Kapoor in Berlin
Indian-born artist Anish Kapoor is one of the most important of the world’s contemporary artists. He presents his works in the first major exhibition at the Martin-Gropius-Bau in Berlin from 18 May - 24 November, 2013. In an interview to the Guardian newspaper, the artist says the exhibition, entitled 'Kapoor in Berlin', is the best show he has yet put on, as he feels Germany demonstrates a huge degree of respect for the arts.

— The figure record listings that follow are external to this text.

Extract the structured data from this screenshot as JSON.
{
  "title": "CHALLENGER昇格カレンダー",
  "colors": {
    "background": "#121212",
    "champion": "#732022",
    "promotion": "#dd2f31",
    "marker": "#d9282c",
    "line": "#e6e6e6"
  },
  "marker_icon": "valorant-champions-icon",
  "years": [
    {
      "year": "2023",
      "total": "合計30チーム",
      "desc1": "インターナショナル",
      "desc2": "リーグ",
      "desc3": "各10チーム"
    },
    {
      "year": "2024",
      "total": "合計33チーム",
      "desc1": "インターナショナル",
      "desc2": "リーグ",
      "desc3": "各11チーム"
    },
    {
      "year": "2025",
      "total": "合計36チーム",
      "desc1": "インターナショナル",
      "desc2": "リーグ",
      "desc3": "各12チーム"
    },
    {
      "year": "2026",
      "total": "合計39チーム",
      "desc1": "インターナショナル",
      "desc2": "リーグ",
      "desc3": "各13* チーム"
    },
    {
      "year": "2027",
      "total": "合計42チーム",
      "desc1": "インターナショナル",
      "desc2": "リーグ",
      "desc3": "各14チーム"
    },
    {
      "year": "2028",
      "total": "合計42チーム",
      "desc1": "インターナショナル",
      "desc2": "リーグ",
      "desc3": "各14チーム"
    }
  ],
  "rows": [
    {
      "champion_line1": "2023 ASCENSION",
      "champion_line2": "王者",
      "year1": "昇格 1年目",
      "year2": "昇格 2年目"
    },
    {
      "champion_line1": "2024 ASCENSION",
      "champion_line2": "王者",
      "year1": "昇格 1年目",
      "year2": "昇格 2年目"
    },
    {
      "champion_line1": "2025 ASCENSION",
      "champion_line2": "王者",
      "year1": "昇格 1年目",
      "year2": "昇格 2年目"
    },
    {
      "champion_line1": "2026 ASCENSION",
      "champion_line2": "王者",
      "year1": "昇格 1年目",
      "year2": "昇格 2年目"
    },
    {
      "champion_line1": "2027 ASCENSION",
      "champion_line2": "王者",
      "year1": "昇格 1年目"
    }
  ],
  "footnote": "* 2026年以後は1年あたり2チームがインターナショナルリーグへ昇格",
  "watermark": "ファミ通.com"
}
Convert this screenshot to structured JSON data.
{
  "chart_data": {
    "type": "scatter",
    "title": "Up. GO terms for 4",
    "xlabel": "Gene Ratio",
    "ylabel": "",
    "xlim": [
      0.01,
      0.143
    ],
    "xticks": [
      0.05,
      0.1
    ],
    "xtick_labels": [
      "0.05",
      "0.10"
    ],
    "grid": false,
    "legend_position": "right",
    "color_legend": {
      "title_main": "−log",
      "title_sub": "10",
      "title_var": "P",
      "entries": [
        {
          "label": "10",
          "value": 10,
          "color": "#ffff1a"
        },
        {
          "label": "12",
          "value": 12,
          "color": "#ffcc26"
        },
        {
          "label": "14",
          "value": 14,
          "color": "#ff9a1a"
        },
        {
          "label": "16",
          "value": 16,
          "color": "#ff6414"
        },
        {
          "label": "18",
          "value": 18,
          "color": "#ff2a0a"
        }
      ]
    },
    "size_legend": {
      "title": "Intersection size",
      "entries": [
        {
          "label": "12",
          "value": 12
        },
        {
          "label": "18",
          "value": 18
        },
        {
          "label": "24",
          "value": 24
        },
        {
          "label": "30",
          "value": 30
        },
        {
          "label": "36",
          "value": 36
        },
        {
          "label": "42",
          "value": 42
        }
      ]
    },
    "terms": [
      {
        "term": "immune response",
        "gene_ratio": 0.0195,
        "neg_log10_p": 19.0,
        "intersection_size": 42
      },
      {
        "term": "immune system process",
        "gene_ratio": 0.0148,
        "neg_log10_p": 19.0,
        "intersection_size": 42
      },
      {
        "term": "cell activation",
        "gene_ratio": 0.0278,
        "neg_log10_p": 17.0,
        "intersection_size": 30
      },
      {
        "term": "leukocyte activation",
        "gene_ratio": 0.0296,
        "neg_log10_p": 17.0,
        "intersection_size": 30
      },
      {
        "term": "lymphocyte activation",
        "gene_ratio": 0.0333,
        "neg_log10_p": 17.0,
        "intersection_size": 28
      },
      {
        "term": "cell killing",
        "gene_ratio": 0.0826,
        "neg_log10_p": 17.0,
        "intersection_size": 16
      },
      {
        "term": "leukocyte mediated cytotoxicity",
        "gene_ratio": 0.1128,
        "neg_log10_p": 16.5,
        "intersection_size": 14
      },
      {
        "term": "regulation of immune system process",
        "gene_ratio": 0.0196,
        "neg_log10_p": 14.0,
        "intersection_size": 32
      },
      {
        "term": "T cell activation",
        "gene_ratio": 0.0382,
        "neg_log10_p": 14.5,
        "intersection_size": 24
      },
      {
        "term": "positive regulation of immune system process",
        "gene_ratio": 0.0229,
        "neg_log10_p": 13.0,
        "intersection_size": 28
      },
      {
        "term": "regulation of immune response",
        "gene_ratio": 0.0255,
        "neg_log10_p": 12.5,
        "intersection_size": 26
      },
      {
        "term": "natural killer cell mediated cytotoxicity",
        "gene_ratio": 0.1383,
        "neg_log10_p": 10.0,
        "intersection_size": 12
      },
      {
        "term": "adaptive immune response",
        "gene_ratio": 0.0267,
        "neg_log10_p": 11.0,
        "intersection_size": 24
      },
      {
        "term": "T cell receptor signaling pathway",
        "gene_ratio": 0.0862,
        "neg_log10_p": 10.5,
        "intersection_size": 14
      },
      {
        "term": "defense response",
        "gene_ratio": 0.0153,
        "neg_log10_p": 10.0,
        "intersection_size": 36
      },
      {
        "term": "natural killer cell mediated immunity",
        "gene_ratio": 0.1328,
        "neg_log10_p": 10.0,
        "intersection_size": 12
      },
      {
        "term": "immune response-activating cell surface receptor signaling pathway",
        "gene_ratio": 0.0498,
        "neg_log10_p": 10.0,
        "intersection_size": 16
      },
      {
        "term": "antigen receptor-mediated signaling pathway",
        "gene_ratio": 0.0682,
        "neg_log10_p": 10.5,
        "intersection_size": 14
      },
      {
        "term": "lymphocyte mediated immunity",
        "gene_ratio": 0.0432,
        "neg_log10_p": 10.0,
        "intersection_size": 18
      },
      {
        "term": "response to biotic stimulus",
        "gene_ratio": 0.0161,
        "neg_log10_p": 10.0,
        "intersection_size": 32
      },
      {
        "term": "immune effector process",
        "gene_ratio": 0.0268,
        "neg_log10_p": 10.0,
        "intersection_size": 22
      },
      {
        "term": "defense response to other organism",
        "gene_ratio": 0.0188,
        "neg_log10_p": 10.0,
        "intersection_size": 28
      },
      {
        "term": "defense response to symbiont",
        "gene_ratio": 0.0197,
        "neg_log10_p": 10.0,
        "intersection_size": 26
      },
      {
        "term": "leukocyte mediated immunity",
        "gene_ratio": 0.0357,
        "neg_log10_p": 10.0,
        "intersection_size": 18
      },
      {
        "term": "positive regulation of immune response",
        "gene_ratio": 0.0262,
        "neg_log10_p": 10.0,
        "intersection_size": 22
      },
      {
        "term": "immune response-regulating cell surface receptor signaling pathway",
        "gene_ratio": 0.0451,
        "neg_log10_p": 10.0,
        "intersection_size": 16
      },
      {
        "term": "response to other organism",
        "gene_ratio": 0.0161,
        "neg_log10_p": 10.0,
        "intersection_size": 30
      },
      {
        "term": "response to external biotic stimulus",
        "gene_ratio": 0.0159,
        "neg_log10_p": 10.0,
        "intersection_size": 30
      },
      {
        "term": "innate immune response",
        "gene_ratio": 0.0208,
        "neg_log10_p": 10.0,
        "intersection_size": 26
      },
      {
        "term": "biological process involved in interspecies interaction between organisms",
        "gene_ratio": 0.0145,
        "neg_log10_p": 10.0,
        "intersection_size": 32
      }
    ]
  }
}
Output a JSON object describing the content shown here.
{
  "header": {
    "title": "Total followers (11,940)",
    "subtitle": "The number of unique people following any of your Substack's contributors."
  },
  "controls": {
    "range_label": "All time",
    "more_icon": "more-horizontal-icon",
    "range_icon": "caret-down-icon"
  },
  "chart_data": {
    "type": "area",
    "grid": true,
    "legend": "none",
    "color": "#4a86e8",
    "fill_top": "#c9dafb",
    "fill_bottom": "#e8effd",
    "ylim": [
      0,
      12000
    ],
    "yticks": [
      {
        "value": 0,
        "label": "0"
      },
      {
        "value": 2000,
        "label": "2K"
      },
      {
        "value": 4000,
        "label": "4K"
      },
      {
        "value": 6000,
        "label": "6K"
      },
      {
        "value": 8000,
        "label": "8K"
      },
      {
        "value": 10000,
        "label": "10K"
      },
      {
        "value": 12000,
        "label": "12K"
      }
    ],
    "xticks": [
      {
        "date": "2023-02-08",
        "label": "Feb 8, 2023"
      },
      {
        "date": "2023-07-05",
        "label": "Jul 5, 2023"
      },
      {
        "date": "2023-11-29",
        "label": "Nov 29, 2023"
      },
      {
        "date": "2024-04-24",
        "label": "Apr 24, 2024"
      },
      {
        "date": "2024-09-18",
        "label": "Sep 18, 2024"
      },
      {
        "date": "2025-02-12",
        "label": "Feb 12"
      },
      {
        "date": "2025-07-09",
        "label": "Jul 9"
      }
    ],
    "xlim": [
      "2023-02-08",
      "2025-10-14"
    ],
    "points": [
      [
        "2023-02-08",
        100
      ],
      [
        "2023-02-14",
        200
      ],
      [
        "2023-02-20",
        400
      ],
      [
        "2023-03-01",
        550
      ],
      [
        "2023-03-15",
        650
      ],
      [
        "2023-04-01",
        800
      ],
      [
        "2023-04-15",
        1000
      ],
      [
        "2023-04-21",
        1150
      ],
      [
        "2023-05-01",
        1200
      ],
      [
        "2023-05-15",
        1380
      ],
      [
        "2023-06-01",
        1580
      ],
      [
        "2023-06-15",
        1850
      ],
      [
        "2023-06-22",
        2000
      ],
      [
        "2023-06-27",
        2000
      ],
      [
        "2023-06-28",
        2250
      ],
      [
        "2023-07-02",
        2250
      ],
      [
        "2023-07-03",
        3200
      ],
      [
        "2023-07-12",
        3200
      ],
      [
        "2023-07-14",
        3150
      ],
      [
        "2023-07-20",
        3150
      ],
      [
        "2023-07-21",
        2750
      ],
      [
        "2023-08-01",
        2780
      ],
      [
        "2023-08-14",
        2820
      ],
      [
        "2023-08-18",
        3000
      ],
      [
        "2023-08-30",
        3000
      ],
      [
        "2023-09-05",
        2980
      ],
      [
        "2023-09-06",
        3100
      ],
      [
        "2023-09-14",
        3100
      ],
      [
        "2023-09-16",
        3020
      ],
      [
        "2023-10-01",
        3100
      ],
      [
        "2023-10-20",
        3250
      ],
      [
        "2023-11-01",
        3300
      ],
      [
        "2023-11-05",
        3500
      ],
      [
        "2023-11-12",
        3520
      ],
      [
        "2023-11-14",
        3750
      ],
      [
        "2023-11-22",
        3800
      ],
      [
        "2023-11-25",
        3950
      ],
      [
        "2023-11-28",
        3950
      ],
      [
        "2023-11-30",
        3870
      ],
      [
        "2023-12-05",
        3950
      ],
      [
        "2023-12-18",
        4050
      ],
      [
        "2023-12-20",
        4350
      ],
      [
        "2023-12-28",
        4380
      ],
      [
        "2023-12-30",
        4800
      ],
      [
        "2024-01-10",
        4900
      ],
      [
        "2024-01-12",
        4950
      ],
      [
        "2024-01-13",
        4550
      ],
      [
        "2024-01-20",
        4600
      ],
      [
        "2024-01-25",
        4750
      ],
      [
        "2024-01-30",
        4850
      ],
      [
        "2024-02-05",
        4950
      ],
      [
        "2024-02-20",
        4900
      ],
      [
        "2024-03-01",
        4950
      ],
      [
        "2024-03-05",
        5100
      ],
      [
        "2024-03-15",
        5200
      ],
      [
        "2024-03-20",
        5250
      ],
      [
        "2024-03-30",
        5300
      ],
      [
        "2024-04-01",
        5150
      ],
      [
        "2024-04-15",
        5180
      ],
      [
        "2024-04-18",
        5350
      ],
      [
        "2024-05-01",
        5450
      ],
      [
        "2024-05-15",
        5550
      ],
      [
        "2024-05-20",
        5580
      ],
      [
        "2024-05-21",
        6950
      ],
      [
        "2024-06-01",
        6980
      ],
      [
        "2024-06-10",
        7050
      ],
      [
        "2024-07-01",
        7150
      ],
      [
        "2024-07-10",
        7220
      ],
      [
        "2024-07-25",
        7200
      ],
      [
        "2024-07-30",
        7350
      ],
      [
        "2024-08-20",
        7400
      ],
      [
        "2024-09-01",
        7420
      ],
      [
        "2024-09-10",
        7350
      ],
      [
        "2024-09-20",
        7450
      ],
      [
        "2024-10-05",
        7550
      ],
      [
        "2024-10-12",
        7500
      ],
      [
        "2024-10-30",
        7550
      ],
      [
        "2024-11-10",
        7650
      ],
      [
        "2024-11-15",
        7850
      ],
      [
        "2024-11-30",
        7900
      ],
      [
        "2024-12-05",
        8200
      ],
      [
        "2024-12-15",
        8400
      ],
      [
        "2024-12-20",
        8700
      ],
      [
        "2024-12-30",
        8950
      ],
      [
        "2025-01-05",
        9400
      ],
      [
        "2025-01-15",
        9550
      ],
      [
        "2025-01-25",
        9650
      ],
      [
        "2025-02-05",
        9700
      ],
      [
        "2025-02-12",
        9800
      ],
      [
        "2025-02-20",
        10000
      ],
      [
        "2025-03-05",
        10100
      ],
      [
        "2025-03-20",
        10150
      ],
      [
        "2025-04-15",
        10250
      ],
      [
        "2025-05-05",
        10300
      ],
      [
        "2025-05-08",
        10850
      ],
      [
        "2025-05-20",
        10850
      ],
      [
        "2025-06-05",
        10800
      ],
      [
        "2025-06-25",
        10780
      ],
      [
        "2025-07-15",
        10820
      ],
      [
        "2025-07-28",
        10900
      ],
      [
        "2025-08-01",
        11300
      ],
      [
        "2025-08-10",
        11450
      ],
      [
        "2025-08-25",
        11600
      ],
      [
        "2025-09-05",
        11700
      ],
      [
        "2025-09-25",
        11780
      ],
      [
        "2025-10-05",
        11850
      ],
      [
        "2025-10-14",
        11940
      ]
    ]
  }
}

Since his first sculptures – simple forms with paint pigments spread out on the floor – Kapoor has developed a multi-faceted oeuvre using various materials, such as stone, steel, glass, wax, PVC skins and high-tech material. In his objects, sculptures and installations the boundaries between painting and sculpture become blurred. Born in Mumbai in 1954, Kapoor is among the most prominent representatives of British sculpture. He travelled to London in 1973 to study sculpture at the Hornsey College of Art and has lived and worked there ever since.
Enlarge image View of a mirror installation at Guggenheim, Bilbao, 2009-2010 (© Anish Kapoor / VG Bildkunst, Bonn, 2013; Photo: Dave Morgan) The show, comprising about 70 works, will provide a survey of the abstract poetic work of this winner of the Turner Prize from 1982 to the present. It covers more than 3,000 sq metres at the Martin-Gropius-Bau. Around half the works were created especially for the show.
In 'White Sand, Red Millet, Many Flowers' for example, he draws inspiration from the land of his birth: India. Objects reminiscent of the decorative elements in Indian temples or Buddhist stupas have been covered with thick layers of gleaming pigment powder in red, yellow and black.
Working with stone for 'Wound', Kapoor has cut a gash in the inner faces of two stones and filled it with deep red pigment. The gash continues along the front of the wall where the stones come together to form a V. The deep red colour emphasizes the organic element. The title of the work calls up numerous images before our inner eye and points to an interpretation.
The centrepiece of the show, 'Symphony for a Beloved Sun', is a new creation that fills the gallery's main atrium. Emerging from holes in walls and a trapdoor in the floor, conveyor belts rise skywards, carrying big rectangular blocks of viscous, wine-red wax. As the wax moves up, it produces a squelching sound before falling off the end of the belt and landing with a satisfying splat on the linoleum floor.
Enlarge image Anish Kapoor in his studio (© Mark Power / Magnum Photos ) 'Symphony for a Beloved Sun' is a nod to one of Kapoor's heroes, the late German sculptor Joseph Beuys, who exhibited in the same atrium space shortly after the building's postwar restoration, in 1982.
In his interview to the Guardian, Kapoor described exhibiting at the Martin-Gropius-Bau as both a challenge and an inspiration as he had to deal not just with its complicated, decorative interior but also with the history that envelops the building. "It's a building with a curious, difficult history that is inexorably linked to the history of Berlin," he said. "That's very potent. You can't make a show here without some reference to all of that. And it certainly makes a show here so much more interesting."